Usa, accordo al Senato sul «fast track» per i negoziati commerciali con Asia ed Europa

NEW YORK - Barack Obama strappa un nuovo accordo che garantisce l'appoggio del Senato al fast track per finalizzare il trattato commerciale con i paesi del Pacifico. Ma il prezzo è più elevato di quanto volesse, e anche qualora il provvedimento dovesse passare intatto alla Camera, minaccia di creare ancora incertezze nelle fasi finali delle trattative sulla Trans-Pacific Partnership (Tpp).

Un'intesa è stata raggiunta al Senato tra i repubblicani e un drappello di forse otto democratici pro-libero commercio che in serata odierna dovrebbe far scattare l'assenso della Camera Alta. In cambio del suo appoggio necessario a superare una barriera procedurale - la maggioranza qualificata di 60 voti su cento necessaria a portare al voto il fast track – il drappello democratico ha ottenuto una misura che prevede rappresaglie contro partner economici accusati di manipolare le valute. Il provvedimento, voluto tra gli altri dal senatore di New York Charles Schumer, è passato con un voto separato nel primissimo pomeriggio americano. Inserito in una legislazione doganale, è stato approvato con 78 voti contro 20.

I democratici al Senato si erano tirati indietro in massa davanti alla mancanza di questa garanzia, la terza chiesta accanto a un fondo per aiuti ai lavoratori danneggiati da intese sull'interscambio e all'estensione di un programma a favore dell'Africa subsahariana che erano invece già stati accettati in precedenza. L'impasse aveva causato una cocente sconfitta per Obama e per la maggioranza repubblicana pro-trade nei giorni scorsi, quando i senatori democratici avevano fatto mancare la soglia dei 60 voti.

L'accordo e l'assenso del Senato non chiude però la battaglia commerciale: alla Camera i democratici sono ancora più contrari al fast track, l'autorità concessa al presidente a concludere accordi di free trade senza il rischio di emendamenti del Congresso, che può solo votare a favore o contro l'intera intesa. Non manca inoltre l'opposizione tra gli stessi repubblicani più conservatori, contrari a concedere qualunque successo a Obama e più sensibili a un elettorato locale scettico sul commercio.
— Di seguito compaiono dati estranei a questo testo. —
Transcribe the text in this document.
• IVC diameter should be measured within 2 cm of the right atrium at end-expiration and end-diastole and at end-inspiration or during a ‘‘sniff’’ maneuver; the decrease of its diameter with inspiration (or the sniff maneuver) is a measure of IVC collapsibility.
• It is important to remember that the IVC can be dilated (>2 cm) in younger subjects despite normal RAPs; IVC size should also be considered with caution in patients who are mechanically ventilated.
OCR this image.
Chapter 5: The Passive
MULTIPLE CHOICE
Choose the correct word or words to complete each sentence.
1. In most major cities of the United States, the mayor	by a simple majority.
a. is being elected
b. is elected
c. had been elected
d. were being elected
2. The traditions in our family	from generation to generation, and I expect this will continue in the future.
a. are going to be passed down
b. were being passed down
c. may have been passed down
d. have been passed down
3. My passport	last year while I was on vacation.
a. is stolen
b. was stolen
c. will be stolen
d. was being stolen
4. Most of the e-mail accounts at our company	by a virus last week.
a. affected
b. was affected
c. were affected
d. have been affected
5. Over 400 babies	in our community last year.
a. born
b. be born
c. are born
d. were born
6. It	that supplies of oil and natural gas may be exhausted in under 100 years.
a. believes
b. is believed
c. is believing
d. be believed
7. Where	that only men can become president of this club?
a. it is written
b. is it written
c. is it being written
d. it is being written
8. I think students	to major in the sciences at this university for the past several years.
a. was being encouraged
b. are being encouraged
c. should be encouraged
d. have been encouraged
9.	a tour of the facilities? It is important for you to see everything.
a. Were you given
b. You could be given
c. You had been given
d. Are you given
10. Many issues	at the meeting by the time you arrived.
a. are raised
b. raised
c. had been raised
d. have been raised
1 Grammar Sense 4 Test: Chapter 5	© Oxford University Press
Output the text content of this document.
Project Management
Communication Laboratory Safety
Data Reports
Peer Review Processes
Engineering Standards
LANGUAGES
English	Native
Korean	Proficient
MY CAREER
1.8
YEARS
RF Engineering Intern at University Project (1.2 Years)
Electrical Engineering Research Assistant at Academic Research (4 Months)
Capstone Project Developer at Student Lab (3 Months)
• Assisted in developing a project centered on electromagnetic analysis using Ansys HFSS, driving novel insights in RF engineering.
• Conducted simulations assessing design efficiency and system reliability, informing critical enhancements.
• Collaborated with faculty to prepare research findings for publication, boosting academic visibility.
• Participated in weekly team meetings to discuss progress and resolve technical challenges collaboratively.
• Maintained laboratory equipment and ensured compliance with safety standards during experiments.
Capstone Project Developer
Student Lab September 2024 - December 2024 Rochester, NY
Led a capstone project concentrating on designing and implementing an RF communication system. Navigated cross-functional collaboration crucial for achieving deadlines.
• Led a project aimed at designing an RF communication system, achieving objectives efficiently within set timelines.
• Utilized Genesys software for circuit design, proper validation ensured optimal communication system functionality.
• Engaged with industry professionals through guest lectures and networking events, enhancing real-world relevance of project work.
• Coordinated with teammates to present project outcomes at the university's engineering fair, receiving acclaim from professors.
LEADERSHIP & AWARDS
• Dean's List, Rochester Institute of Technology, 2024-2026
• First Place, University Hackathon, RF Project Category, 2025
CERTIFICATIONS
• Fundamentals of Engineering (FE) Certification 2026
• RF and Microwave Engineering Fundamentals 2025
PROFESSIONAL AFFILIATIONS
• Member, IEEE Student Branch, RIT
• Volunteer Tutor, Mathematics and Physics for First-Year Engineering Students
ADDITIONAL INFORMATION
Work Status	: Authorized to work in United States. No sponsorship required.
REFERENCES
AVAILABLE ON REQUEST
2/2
Lo Speaker della Camera, John Boehner, si è tuttavia dichiarato ottimista sull'esito una volta ottenuto il passaggio al Senato.

I rischi potrebbero però sorgere nel negoziato vero e proprio sul Tpp: molti paesi asiatici, compreso il Giappone, sono fortemente contrari alla misura sulla manipolazione delle valute, che vedono come una spade di Damocle. E la Casa Bianca aveva messo in guardia contro il pericolo che dall'estero possano scattare in futuro contromisure, compresa l'impugnazione di politiche monetarie della Federal Reserve viste come rivolte a influenzare i cambi. Il rischio, insomma, potrebbe essere quello di aprire un vero e proprio vaso di Pandora internazionale di ritorsioni.

Il fast track per Obama è cruciale e la posta in gioco vale il rischio del nuovo compromesso. Non serve solo a portare a compimento il Tpp asiatico, che riguarda comunque il 40% dell'economia mondiale, ma anche per proseguire nelle trattative su un accordo con l'Unione Europea, il cosiddetto Transatlantic Trade and Investment Partnership (Ttip) che dovrebbe essere finalizzata nel 2016.

Ma altrettanto vero è che l'agenda del presidente, giunto alla fine del suo ultimo mandato e impegnato a lasciare una consistente eredità politica ed economica, si sta differenziando sempre più da quella di ampie correnti del suo partito. Queste sono oggi preoccupate di rafforzare un'identità progressista, di contrastare riscatti repubblicani e di non consegnare nelle mani di eventuali futuri presidenti del partito avversario rafforzati strumenti di gestione del potere.